What started out as photographer Sooni Taraporevala’s attempt to preserve the essence of a generation evolved into something much greater: an insightful and unprecedented documentation of India’s Parsi Zoroastrians.

Thursday night marked the opening of Taraporevala’s “Parsis, The Zoroastrians of India” at Harvard University’s Carpenter Center for the Visual Arts. “Parsis” is the product of a 35-year exploration in which Taraporevala offers a rare insider’s view of how the Parsis survive today as a religious and ethnic minority of India.
“I didn’t start wanting to make a book or a project,” Taraporevala said. “I wanted to take pictures of my family.”
Zoroastrianism is an ancient religion centered on the teachings of the prophet Zarathustra. Concentrated in Iran and India, Zoroastrianism at its height had millions of followers. In recent years, however, the Zoroastrian community in India has taken a turn toward potential extinction.
Just prior to the gallery opening, Taraporevala, along with Harvard Humanities Center director Homi Bhabha and Harvard professor Sugata Bose, detailed the process of Taraporevala’s work and the cultural implications of the decline in Parsi Zoroastrianism.
“Domestic spaces are where you really excel,” Bhabha said of Taraporevala’s work. “In your photographs, you get a great sense of the special nature of little things.”
Bhabha’s obesrvation resonated with the pieces on display. The collection is a mixture of black and white versus color, portraiture versus candid, public versus private. It encompasses every aspect of Parsi Zoroastrian culture, yet at the same time, it left me contemplating a number of questions. How have all of the people and places changed over such a long period of time? What was the boy feeling as he prepared to become a priest? I wanted to know the stories behind the prints, the names behind the faces.
While Taraporevala’s portraits of historical Zoroastrian figures are artistically profound, the photographs of everyday life are even more remarkable in their representation of the ebb and flow of natural life.
“I would rather photograph ordinary people,” Taraporevala said.
It is in these particular candid photographs that the little things come to life most vividly―the delicate colors of the overcast sky, the industrial beauty of the Godrej typewriter factory, even the childlike innocence of the young boy in a Mickey Mouse shirt at a nearby park.
Taraporevala’s exhibit is aesthetically stunning, but what makes her pieces so much more captivating is the tangible sense of experience and culture within them. Taraporevala did not remain in India for three and a half decades on an assignment photograph the Parsi Zoroastrian community.

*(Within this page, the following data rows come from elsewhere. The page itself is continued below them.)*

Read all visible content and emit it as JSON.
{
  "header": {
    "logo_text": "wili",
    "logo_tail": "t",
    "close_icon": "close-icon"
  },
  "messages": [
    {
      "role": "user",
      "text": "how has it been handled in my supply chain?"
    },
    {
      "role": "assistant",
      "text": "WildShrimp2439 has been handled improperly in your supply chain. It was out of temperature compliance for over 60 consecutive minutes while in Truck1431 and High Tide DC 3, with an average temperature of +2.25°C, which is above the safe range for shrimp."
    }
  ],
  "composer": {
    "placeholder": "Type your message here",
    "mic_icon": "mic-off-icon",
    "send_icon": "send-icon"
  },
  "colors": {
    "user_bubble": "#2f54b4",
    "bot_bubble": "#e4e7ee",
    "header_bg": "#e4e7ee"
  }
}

She remained so she could depict her family, friends and peers as they naturally were in order to preserve the Zoroastrian rituals, traditions, and customs as accurately and poignantly as possible.
“I take a photograph and hope that someone interprets it in a certain way,” Taraporevala said. “I rely on people for the subtext.”
Taraporevala’s exhibition transcends generations and gives a closer insight into how the Zoroastrians have maintained the core elements of their community, even in the face of misfortune and extinction.
As the late Queen frontman Freddie Mercury, who Taraporevala herself described as one of the most well-known Zoroastrians, might have asked, can the Parsi Zoroastrians “live forever” and last as a religious group.
Time will tell if the traditions of the Parsis can last, but through Taraporevala’s exhibition, the little things―the cultural and historical particularities that define Parsi Zoroastrianism―will indeed live forever in the minds and hearts of those who experience her journey through the lens.
“Sooni Taraporevala: Parsis, The Zoroastrians of India” will be on display at the Harvard University Carpenter Center for the Visual Arts through Dec. 20.